大丈夫ですか、大丈夫大丈夫、というおざなりのやり取りがありました。他のボランティアの方もいらっしゃるので心強く、一緒に少々しつこく聞いてみたところ、家はあるからと当初は仰っていたものの、実際はもう10年以上帰っていない他県の実家のことで、年越しをする寝床も食料も何もない状態の方だとわかりました。目は生き生きとされていて、気の良いおっちゃんという言葉がぴったりの方。
「役所には行ったけど、生活保護は受けられないと言われたよ。」
おそらく、家があるという最初の言葉尻を捉えて役所の方も不動産や資産、扶養親族がいる方だと判断したのかもしれません。
ボランティアの方は、この行政書士の先生は沢山生活保護申請をサポートしているから任せたらいいと強く勧められていましたが、まるで押し売りのようになってもいけないと危惧して、名刺だけお渡しして帰りました。
その後も、女性のホームレスの方や、段ボールで器用にカマクラのようなものを作って数人でかたまって寝ていた方などにお声がけして、名刺をそっと置いてきました。
こちらから何かを押し付けるようなことはしたくないので、できれば行政書士法人ひとみ綜合法務事務所のホームページを見てご自身で判断して頂きたいと思い、
「スマホなどで、インターネットは使える環境ですか?」
と、段ボールの中の男性とやり取りしたところ、その方も、周りのボランティアの方も一斉に噴き出してしまわれました。
「ネットなんて、あるわけないじゃない!」と・・・。
行政書士法人ひとみ綜合法務事務所や、お金もなく行き場もない方をアパートに初期費用免除、家賃も生活保護受給決定後の後払い(生活扶助費まで徴収するような貧困ビジネス業者とは異なり、家主さんに支払うべき正当な住宅扶助費のみ)で入居受け入れして下さる税理士の先生宅などで、数日食べるものも食べられていなかった方々と食卓をご一緒して、少し元気になってもらってから福祉事務所にご一緒することもあります。

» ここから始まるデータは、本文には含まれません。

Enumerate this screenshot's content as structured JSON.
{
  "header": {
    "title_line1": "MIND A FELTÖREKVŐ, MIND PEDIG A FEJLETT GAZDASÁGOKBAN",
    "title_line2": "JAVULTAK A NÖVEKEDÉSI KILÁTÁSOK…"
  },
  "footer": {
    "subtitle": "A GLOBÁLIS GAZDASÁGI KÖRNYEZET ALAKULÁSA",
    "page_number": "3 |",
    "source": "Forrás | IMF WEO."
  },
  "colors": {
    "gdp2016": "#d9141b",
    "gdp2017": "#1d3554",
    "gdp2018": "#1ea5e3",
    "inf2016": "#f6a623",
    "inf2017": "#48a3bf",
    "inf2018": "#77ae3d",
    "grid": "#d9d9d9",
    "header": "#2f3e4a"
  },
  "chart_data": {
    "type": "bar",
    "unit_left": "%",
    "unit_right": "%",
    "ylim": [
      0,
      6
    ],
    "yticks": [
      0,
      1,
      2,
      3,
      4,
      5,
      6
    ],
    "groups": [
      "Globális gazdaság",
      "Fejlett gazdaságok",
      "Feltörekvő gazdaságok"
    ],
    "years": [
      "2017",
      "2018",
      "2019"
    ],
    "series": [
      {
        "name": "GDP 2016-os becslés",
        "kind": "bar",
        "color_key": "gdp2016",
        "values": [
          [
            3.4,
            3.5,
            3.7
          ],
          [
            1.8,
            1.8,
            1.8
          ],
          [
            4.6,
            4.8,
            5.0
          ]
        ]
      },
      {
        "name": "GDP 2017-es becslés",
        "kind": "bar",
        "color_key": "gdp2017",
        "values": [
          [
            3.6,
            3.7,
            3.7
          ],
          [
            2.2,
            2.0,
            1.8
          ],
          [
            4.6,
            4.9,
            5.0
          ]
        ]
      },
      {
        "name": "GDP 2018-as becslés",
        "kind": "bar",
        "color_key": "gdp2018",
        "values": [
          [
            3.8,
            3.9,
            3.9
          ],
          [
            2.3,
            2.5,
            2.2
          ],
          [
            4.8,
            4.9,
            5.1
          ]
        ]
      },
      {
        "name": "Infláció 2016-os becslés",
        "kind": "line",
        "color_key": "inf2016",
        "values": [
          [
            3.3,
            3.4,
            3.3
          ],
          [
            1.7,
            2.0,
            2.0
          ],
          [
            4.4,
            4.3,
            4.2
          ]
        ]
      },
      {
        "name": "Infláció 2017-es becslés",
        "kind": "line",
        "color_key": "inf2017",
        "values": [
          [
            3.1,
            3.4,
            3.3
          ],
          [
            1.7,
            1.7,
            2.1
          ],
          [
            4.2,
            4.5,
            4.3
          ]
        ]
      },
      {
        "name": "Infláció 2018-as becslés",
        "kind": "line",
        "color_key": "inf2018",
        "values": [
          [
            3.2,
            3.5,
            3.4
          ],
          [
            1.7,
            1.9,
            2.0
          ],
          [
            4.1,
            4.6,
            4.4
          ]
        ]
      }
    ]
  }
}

コロナによる経済の影響は、社会的に弱い立場にいる人達の暮らしを直撃しています。飲食店勤務の方で収入が途絶え家賃を支払えず住まいを失った方、退職に伴い社員寮や社宅を出なければいけなくなった方、コロナ前までは普通に社会生活を送っていた方からの生活保護相談がここ一年減ることはありませんでした。

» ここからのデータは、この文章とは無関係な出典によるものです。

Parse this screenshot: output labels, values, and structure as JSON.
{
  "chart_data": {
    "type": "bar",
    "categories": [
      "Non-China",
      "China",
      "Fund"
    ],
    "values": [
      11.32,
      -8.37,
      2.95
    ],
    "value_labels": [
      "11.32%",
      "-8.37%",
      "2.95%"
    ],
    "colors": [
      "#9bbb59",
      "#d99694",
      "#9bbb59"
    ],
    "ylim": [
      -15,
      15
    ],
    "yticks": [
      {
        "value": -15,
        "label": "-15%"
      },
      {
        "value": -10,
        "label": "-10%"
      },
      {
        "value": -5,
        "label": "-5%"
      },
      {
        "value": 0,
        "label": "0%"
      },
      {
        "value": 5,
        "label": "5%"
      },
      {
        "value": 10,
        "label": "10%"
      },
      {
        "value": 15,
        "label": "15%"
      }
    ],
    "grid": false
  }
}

行政がホームレス状態の方に住居として紹介する施設は、自立支援センターなどですが、その殆どは集団生活。LGBTの方や、うつ病、対人恐怖症など、様々な理由で他人との相部屋生活は短期間でも無理だという方は少なくありません。大阪の大型施設は私も足を運んだことがあるので衛生的に問題があるとは思いませんでしたが、他県では「刑務所よりヒドイ」と口々に仰る施設から、逃げるように出てきた方々からの相談も受けてきました。
プライベートが確保された個室で寝泊まりして、生活保護申請をすることができるということを知らずに寒空の下で路上生活を余儀なくされている方がやはりいるのだということが、今回のホームレス支援のボランティア活動体験を通してわかりました。
社会には、他者からは見えにくい生きづらさを抱えた人たちがいて、そういう方はご自分が傷ついてきた分、純粋で優しい方が多い印象を受けます。行政書士として、コロナ禍においてできることは、まだまだ沢山あると実感しました。